The “click click” sound of the camera immediately disrupted the peaceful, communal moment, and the marero along with other “bad guys” started to beat the photographer. “I had to intervene. I told him that we were journalists, so he turned towards me and told me that we had three minutes to disappear” she said. This was a great lesson for Xiomara, who thanks God and can only speculate on how handy the cigarettes that she gave the marero were when he “forgave her life.”
Accepting Risk in Pursuit of ‘Ideal’ Journalism
“I have a philosophy of never regretting what I do. Because behind any and every thing [in life], there’s learning and an experience. And in spite of the dangers and risks, I like what I do and I think that I’d continue doing it” she said.
Besides, Xiomara believes that journalism plays such a crucial role in society. “The essence of what you do is in the impact that it has on people; for you to inform, change, help consolidate democratic societies. So you can open people’s eyes, tell them the truth but without implanting fear in them” she says.
In an ideal world, “journalism would not have to practice self-censorship. On the contrary, journalists would be equipped with the necessary tools to inform about issues. The day journalists can carry out their work with freedom and without fear of retaliation, and of course with the support of their supervisors, that day we will be practicing ideal journalism.”
“[Citizens] must understand that they too need to play a key role in the quest for solutions to some of the problems that afflict us all; it is within their hands,” she said.
At the end of our conversation, Xiomara wondered why, of all the participants we were working with, I’d asked her for an interview. And perhaps, given her unassuming personality, I wouldn’t have picked her out of a crowd. I didn’t know much about her before we spoke, only that as an investigative journalist in one of the region’s most dangerous countries, she had to be an interesting, tenacious woman.

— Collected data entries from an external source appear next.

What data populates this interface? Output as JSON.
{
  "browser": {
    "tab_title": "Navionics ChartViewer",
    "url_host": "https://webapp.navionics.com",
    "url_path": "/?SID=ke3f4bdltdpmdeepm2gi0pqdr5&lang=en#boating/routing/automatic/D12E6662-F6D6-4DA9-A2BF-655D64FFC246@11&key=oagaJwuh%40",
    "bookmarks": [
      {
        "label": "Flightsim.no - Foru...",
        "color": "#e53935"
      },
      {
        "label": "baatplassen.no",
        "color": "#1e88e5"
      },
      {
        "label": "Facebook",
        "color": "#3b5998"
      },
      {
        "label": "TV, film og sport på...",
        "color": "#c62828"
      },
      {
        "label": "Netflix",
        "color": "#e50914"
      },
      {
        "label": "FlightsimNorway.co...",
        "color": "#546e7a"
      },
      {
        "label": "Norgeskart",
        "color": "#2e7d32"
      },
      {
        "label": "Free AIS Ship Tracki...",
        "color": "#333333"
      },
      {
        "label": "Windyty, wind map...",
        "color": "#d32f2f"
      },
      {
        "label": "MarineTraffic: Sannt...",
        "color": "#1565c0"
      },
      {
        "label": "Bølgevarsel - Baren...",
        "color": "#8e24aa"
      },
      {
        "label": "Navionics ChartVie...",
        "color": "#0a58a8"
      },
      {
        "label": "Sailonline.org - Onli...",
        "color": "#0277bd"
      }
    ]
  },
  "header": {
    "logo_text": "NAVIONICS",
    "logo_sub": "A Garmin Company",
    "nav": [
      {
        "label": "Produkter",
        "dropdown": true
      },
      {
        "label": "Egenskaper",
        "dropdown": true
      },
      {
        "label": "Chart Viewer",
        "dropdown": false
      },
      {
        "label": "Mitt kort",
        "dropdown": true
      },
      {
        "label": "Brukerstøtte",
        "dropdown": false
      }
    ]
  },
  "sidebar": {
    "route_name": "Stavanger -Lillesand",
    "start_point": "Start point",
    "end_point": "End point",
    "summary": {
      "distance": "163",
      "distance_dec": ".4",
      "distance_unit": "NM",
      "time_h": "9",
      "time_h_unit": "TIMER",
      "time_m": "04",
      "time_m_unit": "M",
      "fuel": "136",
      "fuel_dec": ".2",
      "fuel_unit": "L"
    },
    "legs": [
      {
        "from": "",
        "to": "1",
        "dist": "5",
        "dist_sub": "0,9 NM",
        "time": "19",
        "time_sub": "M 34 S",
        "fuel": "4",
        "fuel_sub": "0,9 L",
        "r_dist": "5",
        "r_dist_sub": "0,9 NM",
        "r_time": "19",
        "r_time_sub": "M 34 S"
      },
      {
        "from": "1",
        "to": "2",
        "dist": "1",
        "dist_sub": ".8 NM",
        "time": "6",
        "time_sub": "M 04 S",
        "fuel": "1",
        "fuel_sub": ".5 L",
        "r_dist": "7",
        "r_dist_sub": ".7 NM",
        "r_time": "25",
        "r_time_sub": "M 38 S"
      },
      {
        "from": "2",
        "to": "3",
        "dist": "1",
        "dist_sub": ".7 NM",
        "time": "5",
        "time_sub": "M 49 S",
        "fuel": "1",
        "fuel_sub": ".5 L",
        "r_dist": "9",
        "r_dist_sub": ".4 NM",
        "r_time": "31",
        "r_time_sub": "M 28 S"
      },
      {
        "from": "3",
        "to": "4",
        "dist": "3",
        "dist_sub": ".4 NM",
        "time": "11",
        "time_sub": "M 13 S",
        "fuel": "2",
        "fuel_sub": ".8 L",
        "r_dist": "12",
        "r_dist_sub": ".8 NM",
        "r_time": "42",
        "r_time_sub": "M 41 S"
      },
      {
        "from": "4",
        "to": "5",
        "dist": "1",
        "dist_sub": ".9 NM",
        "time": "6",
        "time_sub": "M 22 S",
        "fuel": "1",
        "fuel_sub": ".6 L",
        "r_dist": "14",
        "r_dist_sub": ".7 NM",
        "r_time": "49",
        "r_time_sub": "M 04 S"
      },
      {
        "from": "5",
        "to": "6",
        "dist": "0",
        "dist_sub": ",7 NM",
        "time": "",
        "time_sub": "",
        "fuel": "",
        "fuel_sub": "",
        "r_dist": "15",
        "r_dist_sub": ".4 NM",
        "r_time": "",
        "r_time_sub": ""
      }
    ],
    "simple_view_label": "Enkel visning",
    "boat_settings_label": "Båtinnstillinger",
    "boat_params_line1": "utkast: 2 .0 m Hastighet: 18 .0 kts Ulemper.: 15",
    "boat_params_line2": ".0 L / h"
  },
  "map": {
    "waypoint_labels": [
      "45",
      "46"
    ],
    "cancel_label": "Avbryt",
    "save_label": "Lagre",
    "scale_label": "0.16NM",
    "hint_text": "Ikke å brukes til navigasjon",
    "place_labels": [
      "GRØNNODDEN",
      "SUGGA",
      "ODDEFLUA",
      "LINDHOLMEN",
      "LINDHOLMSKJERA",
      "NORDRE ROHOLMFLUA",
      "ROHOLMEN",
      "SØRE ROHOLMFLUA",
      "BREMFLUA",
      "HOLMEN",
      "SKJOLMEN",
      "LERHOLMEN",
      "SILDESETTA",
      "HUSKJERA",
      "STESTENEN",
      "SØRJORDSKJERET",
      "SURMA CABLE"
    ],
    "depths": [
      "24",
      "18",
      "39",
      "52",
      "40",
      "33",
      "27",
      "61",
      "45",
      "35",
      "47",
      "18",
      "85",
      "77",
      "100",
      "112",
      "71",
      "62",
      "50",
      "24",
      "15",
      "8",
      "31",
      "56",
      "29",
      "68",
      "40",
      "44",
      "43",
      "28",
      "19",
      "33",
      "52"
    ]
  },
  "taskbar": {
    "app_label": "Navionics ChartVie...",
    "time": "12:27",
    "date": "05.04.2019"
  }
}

And in the end, my suspicion was right.
Xiomara was one of twelve journalists and communicators from El Salvador and Honduras who participated in a Training of Trainers (ToT) on investigative journalism, data journalism, and digital and physical security organized by Internews in San Salvador, El Salvador, and funded by USAID.
This activity is part of Internews’ “Promoting Journalism and Freedom of Expression” project, which seeks to enhance freedom of expression in the Northern Triangle region through empowering local journalists to develop high-quality investigative reporting that sparks public dialogue about human rights violations, closing political spaces and other constraints to freedom of expressions.
Carolina Gomez Martin is Program Associate for Latin America and the Caribbean for Internews.